The Gülen trial is reflective of the struggle within Turkey between the established secularist military and economic order and a more open, popular movement that, in part, seeks religious liberty; it is a struggle between an ancien régime for which freedom from religion means officially suppressing religious practice in public life and a movement that seeks to freely exercise religious beliefs in a secular state.

The Gülen prosecution is an anomaly of sorts because, although being political, it intersects with religion in a different sense. The Turkish establishment ratcheted up the prosecution, accusing Fethullah Gülen of undermining and subverting Turkey’s singular secularity, which Mustafa Kemal Atatürk, the Republic’s liberator, founder, and first president, established and wrote into constitutional stone and which the Turkish penal code criminalizes.

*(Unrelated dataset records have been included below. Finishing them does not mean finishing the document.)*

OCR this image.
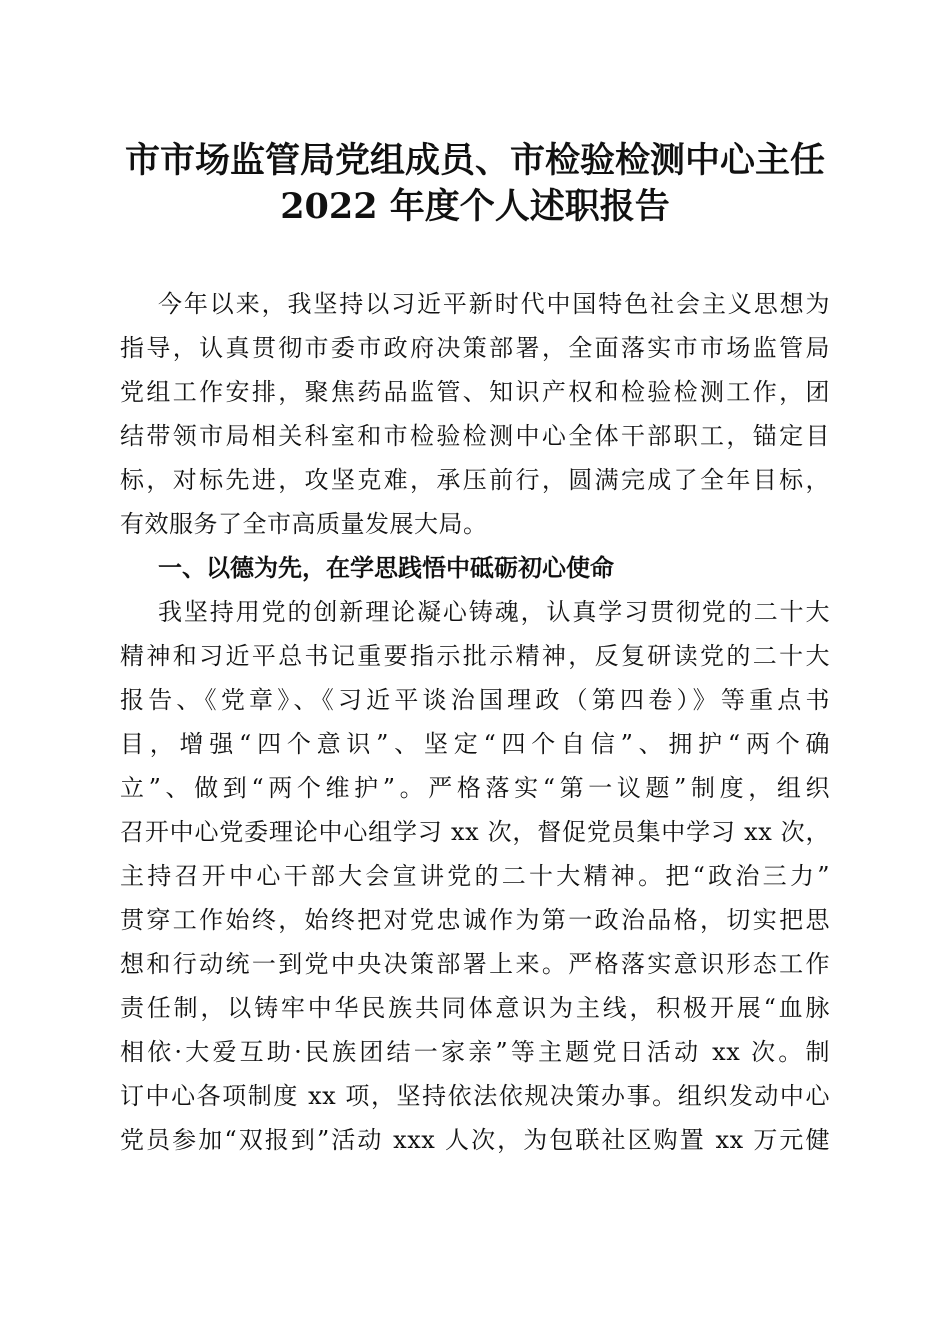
市市场监管局党组成员、市检验检测中心主任
2022 年度个人述职报告
今年以来，我坚持以习近平新时代中国特色社会主义思想为
指导，认真贯彻市委市政府决策部署，全面落实市市场监管局
党组工作安排，聚焦药品监管、知识产权和检验检测工作，团
结带领市局相关科室和市检验检测中心全体干部职工，锚定目
标，对标先进，攻坚克难，承压前行，圆满完成了全年目标，
有效服务了全市高质量发展大局。
一、以德为先，在学思践悟中砥砺初心使命
我坚持用党的创新理论凝心铸魂，认真学习贯彻党的二十大
精神和习近平总书记重要指示批示精神，反复研读党的二十大
报告、《党章》、《习近平谈治国理政（第四卷）》等重点书
目，增强“四个意识”、坚定“四个自信”、拥护“两个确
立”、做到“两个维护”。严格落实“第一议题”制度，组织
召开中心党委理论中心组学习 xx 次，督促党员集中学习 xx 次，
主持召开中心干部大会宣讲党的二十大精神。把“政治三力”
贯穿工作始终，始终把对党忠诚作为第一政治品格，切实把思
想和行动统一到党中央决策部署上来。严格落实意识形态工作
责任制，以铸牢中华民族共同体意识为主线，积极开展“血脉
相依·大爱互助·民族团结一家亲”等主题党日活动 xx 次。制
订中心各项制度 xx 项，坚持依法依规决策办事。组织发动中心
党员参加“双报到”活动 xxx 人次，为包联社区购置 xx 万元健
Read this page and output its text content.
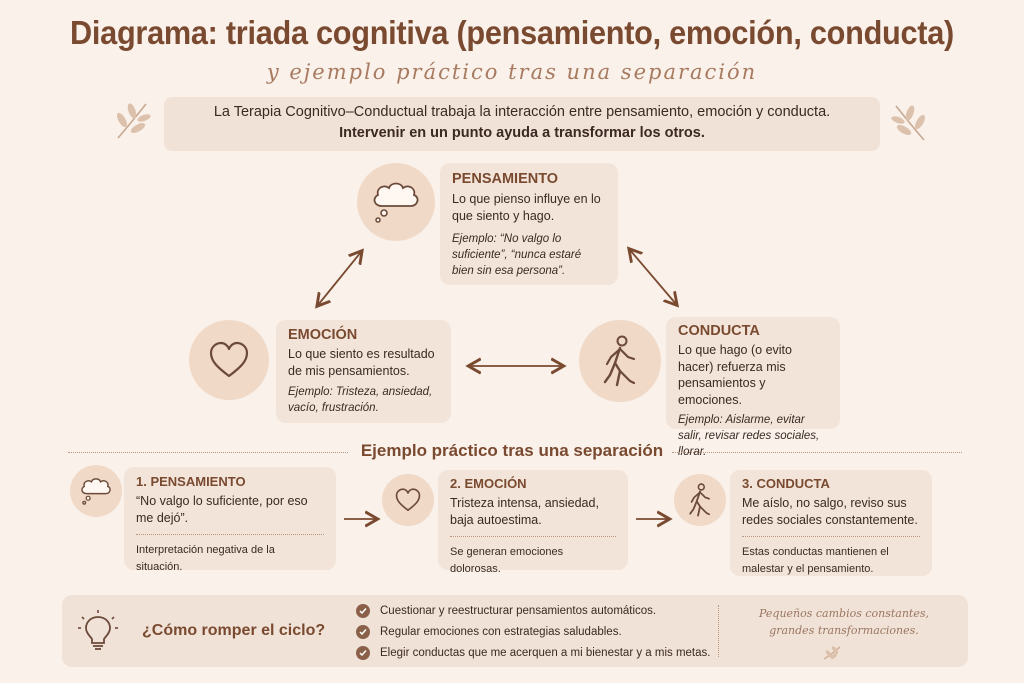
Diagrama: triada cognitiva (pensamiento, emoción, conducta)
y ejemplo práctico tras una separación
La Terapia Cognitivo–Conductual trabaja la interacción entre pensamiento, emoción y conducta.
Intervenir en un punto ayuda a transformar los otros.
PENSAMIENTO
Lo que pienso influye en lo que siento y hago.
Ejemplo: “No valgo lo suficiente”, “nunca estaré bien sin esa persona”.
EMOCIÓN
Lo que siento es resultado de mis pensamientos.
Ejemplo: Tristeza, ansiedad, vacío, frustración.
CONDUCTA
Lo que hago (o evito hacer) refuerza mis pensamientos y emociones.
Ejemplo: Aislarme, evitar salir, revisar redes sociales, llorar.
Ejemplo práctico tras una separación
1. PENSAMIENTO
“No valgo lo suficiente, por eso me dejó”.
Interpretación negativa de la situación.
2. EMOCIÓN
Tristeza intensa, ansiedad, baja autoestima.
Se generan emociones dolorosas.
3. CONDUCTA
Me aíslo, no salgo, reviso sus redes sociales constantemente.
Estas conductas mantienen el malestar y el pensamiento.
¿Cómo romper el ciclo?
Cuestionar y reestructurar pensamientos automáticos.
Regular emociones con estrategias saludables.
Elegir conductas que me acerquen a mi bienestar y a mis metas.
Pequeños cambios constantes,
grandes transformaciones.
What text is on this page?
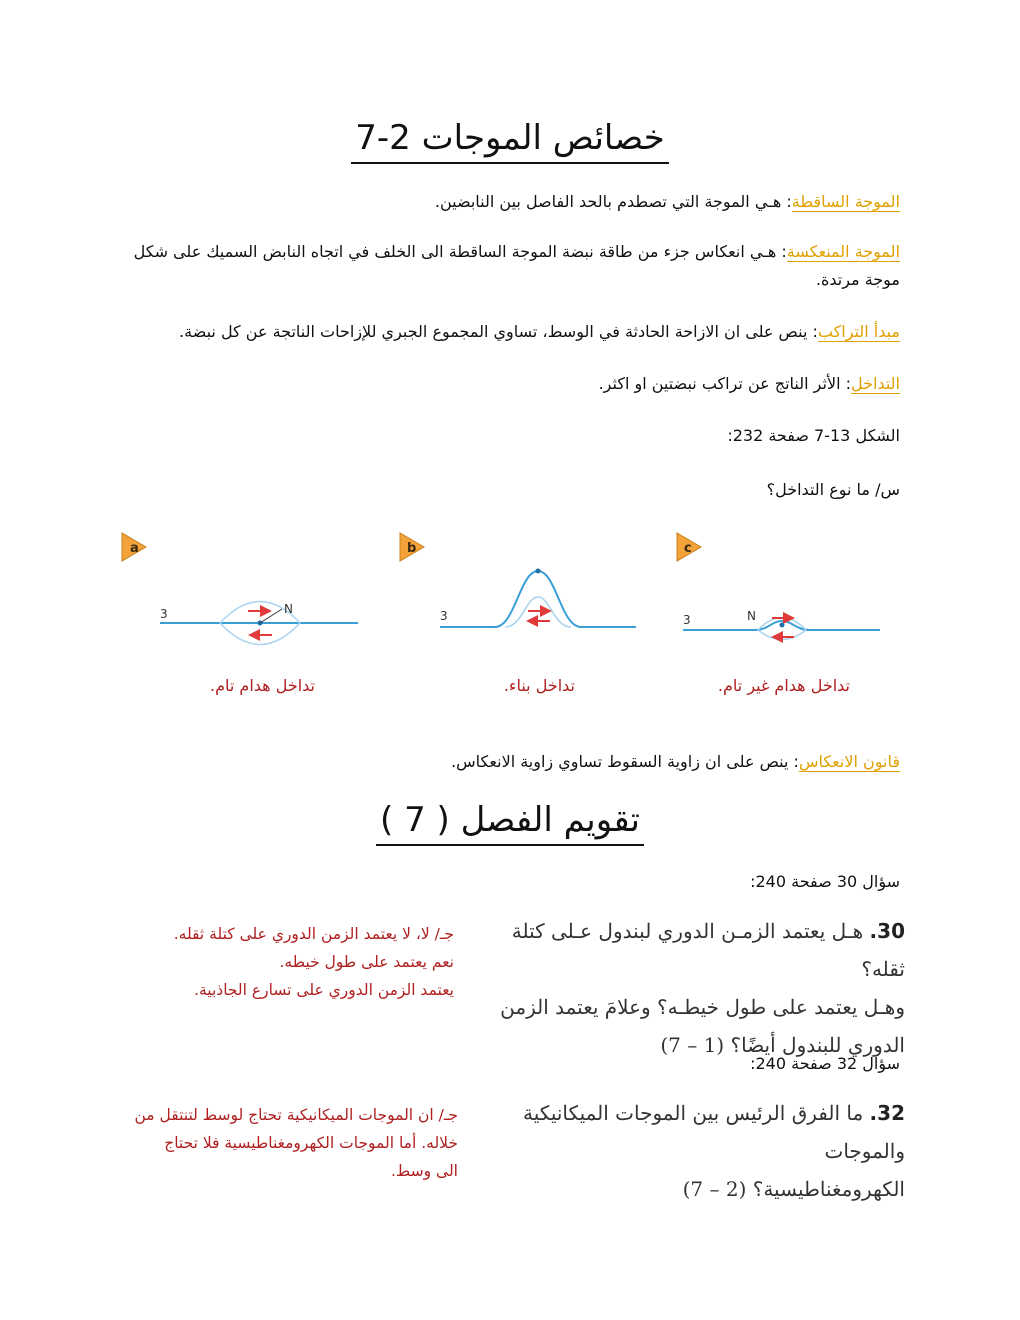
خصائص الموجات 2-7
الموجة الساقطة: هـي الموجة التي تصطدم بالحد الفاصل بين النابضين.
الموجة المنعكسة: هـي انعكاس جزء من طاقة نبضة الموجة الساقطة الى الخلف في اتجاه النابض السميك على شكل موجة مرتدة.
مبدأ التراكب: ينص على ان الازاحة الحادثة في الوسط، تساوي المجموع الجبري للإزاحات الناتجة عن كل نبضة.
التداخل: الأثر الناتج عن تراكب نبضتين او اكثر.
الشكل 13-7 صفحة 232:
س/ ما نوع التداخل؟
a
3	N
b
3
c
3	N
تداخل هدام تام.	تداخل بناء.	تداخل هدام غير تام.
قانون الانعكاس: ينص على ان زاوية السقوط تساوي زاوية الانعكاس.
تقويم الفصل ( 7 )
سؤال 30 صفحة 240:
30. هـل يعتمد الزمـن الدوري لبندول عـلى كتلة ثقله؟
وهـل يعتمد على طول خيطـه؟ وعلامَ يعتمد الزمن
الدوري للبندول أيضًا؟ (1 – 7)
جـ/ لا، لا يعتمد الزمن الدوري على كتلة ثقله.
نعم يعتمد على طول خيطه.
يعتمد الزمن الدوري على تسارع الجاذبية.
سؤال 32 صفحة 240:
32. ما الفرق الرئيس بين الموجات الميكانيكية والموجات
الكهرومغناطيسية؟ (2 – 7)
جـ/ ان الموجات الميكانيكية تحتاج لوسط لتنتقل من
خلاله. أما الموجات الكهرومغناطيسية فلا تحتاج
الى وسط.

The prosecution of Fethullah Gülen is also ironic because he is categorical in his professed belief that Turkey remain a secular state and because he is a de facto leading proponent of a moderate way of Islam that is unique to Turkey. In American terms, this would be comparable to mainline Christian traditions in the United States in which people live out their religious beliefs, but hold to a secular society in which church and state are separate. There are two sides to the First Amendment coin: no establishment of religion and the right to freely exercise one’s religious beliefs. Turkey is wrestling with that model, as have Americans for the last hundred years. (1) The shifting fortune of the Gülen prosecution plays out on this stage.

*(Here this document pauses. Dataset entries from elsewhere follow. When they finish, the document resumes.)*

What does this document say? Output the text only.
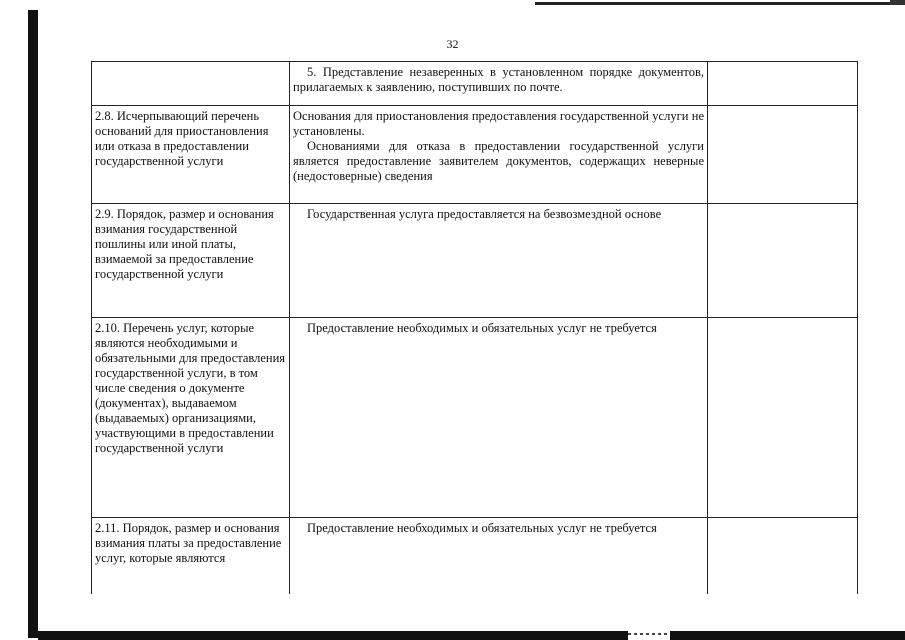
32

	5. Представление незаверенных в установленном порядке документов, прилагаемых к заявлению, поступивших по почте.	

2.8. Исчерпывающий перечень оснований для приостановления или отказа в предоставлении государственной услуги	Основания для приостановления предоставления государственной услуги не установлены.

Основаниями для отказа в предоставлении государственной услуги является предоставление заявителем документов, содержащих неверные (недостоверные) сведения	

2.9. Порядок, размер и основания взимания государственной пошлины или иной платы, взимаемой за предоставление государственной услуги	Государственная услуга предоставляется на безвозмездной основе	

2.10. Перечень услуг, которые являются необходимыми и обязательными для предоставления государственной услуги, в том числе сведения о документе (документах), выдаваемом (выдаваемых) организациями, участвующими в предоставлении государственной услуги	Предоставление необходимых и обязательных услуг не требуется	

2.11. Порядок, размер и основания взимания платы за предоставление услуг, которые являются	Предоставление необходимых и обязательных услуг не требуется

This all unfolds against the backdrop of Turkey seeking entry in the European Union. As part of Turkey’s eventual admission, the EU has required major constitutional reforms, many of which coincided with Gülen’s trial, and reflect enhanced protection of free speech and religious expression. Gülen in the end benefited from this; and his eventual success against prosecution, in turn, helped advance these principles of civil liberty in Turkey’s struggle to become a more democratic society and one which is more respectful of human rights.

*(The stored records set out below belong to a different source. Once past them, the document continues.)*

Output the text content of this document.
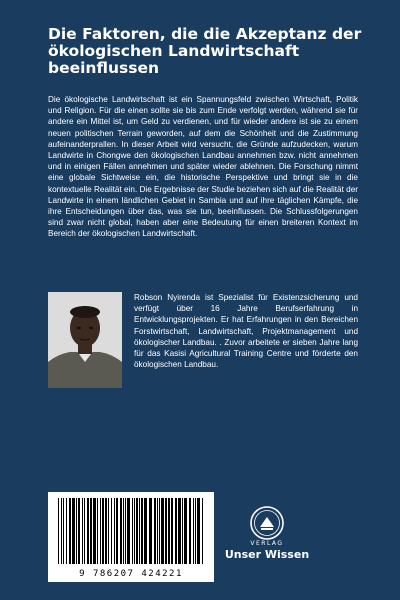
Die Faktoren, die die Akzeptanz der ökologischen Landwirtschaft beeinflussen

Die ökologische Landwirtschaft ist ein Spannungsfeld zwischen Wirtschaft, Politik und Religion. Für die einen sollte sie bis zum Ende verfolgt werden, während sie für andere ein Mittel ist, um Geld zu verdienen, und für wieder andere ist sie zu einem neuen politischen Terrain geworden, auf dem die Schönheit und die Zustimmung aufeinanderprallen. In dieser Arbeit wird versucht, die Gründe aufzudecken, warum Landwirte in Chongwe den ökologischen Landbau annehmen bzw. nicht annehmen und in einigen Fällen annehmen und später wieder ablehnen. Die Forschung nimmt eine globale Sichtweise ein, die historische Perspektive und bringt sie in die kontextuelle Realität ein. Die Ergebnisse der Studie beziehen sich auf die Realität der Landwirte in einem ländlichen Gebiet in Sambia und auf ihre täglichen Kämpfe, die ihre Entscheidungen über das, was sie tun, beeinflussen. Die Schlussfolgerungen sind zwar nicht global, haben aber eine Bedeutung für einen breiteren Kontext im Bereich der ökologischen Landwirtschaft.

Robson Nyirenda ist Spezialist für Existenzsicherung und verfügt über 16 Jahre Berufserfahrung in Entwicklungsprojekten. Er hat Erfahrungen in den Bereichen Forstwirtschaft, Landwirtschaft, Projektmanagement und ökologischer Landbau. . Zuvor arbeitete er sieben Jahre lang für das Kasisi Agricultural Training Centre und förderte den ökologischen Landbau.

9 786207 424221
VERLAG
Unser Wissen
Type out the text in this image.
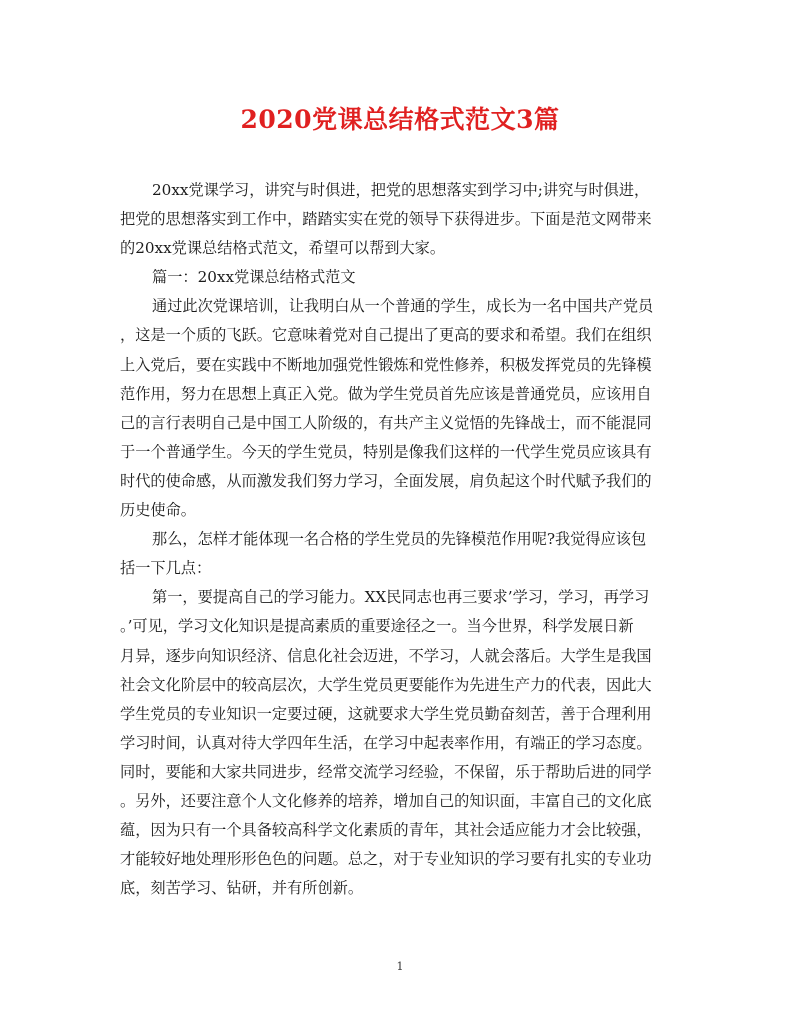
2020党课总结格式范文3篇
20xx党课学习，讲究与时俱进，把党的思想落实到学习中;讲究与时俱进，
把党的思想落实到工作中，踏踏实实在党的领导下获得进步。下面是范文网带来
的20xx党课总结格式范文，希望可以帮到大家。
篇一：20xx党课总结格式范文
通过此次党课培训，让我明白从一个普通的学生，成长为一名中国共产党员
，这是一个质的飞跃。它意味着党对自己提出了更高的要求和希望。我们在组织
上入党后，要在实践中不断地加强党性锻炼和党性修养，积极发挥党员的先锋模
范作用，努力在思想上真正入党。做为学生党员首先应该是普通党员，应该用自
己的言行表明自己是中国工人阶级的，有共产主义觉悟的先锋战士，而不能混同
于一个普通学生。今天的学生党员，特别是像我们这样的一代学生党员应该具有
时代的使命感，从而激发我们努力学习，全面发展，肩负起这个时代赋予我们的
历史使命。
那么，怎样才能体现一名合格的学生党员的先锋模范作用呢?我觉得应该包
括一下几点：
第一，要提高自己的学习能力。XX民同志也再三要求’学习，学习，再学习
。’可见，学习文化知识是提高素质的重要途径之一。当今世界，科学发展日新
月异，逐步向知识经济、信息化社会迈进，不学习，人就会落后。大学生是我国
社会文化阶层中的较高层次，大学生党员更要能作为先进生产力的代表，因此大
学生党员的专业知识一定要过硬，这就要求大学生党员勤奋刻苦，善于合理利用
学习时间，认真对待大学四年生活，在学习中起表率作用，有端正的学习态度。
同时，要能和大家共同进步，经常交流学习经验，不保留，乐于帮助后进的同学
。另外，还要注意个人文化修养的培养，增加自己的知识面，丰富自己的文化底
蕴，因为只有一个具备较高科学文化素质的青年，其社会适应能力才会比较强，
才能较好地处理形形色色的问题。总之，对于专业知识的学习要有扎实的专业功
底，刻苦学习、钻研，并有所创新。
1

The Gülen prosecution is about more than simply freedom of religious expression. It is about an ongoing struggle to shift economic structures, the rise of a new Anatolian bourgeoisie versus the established Istanbul/Ankara bourgeoisie (or, to use a common colloquial expression, the “Black Turks” versus the “White Turks”); it is about a grassroots movement to shift political power, attempting the wrest self-governance from an entrenched, non-transparent regime. The Gülen prosecution is a chapter in the still incomplete book about Turkey’s tentative and tenuous movement toward greater democracy.

Note

1. To differentiate between these concepts, the book uses “secular” to express the traditional American view of separation of “church and state,” which accepts religious freedom, and “secularist” to express the model in Turkey of the state opposing various forms of religious expression (the widely- publicized head scarf ban, for example) [freedom of religion vs. freedom from religion]. People in Turkey often refer to the latter concept as “laicist” or “laicism” because of its connection with the anticlerical, intensely secular lalcité movement in France in the early twentieth century, which influenced Turkey’s founders. Many of them had studied in French universities. However, because “laicism” has various layers of meaning in the West, using “secular” and “secularist” seems a wiser course for defining the difference. Oftentimes, the stricter constructionist or more doctrinaire secularists are referred to as “Kemalists.”

Summarized from Wrestling with Free Speech, Religious Freedom, and Democracy in Turkey by James Harrington, 2011, University Press of America. Pages 1-3.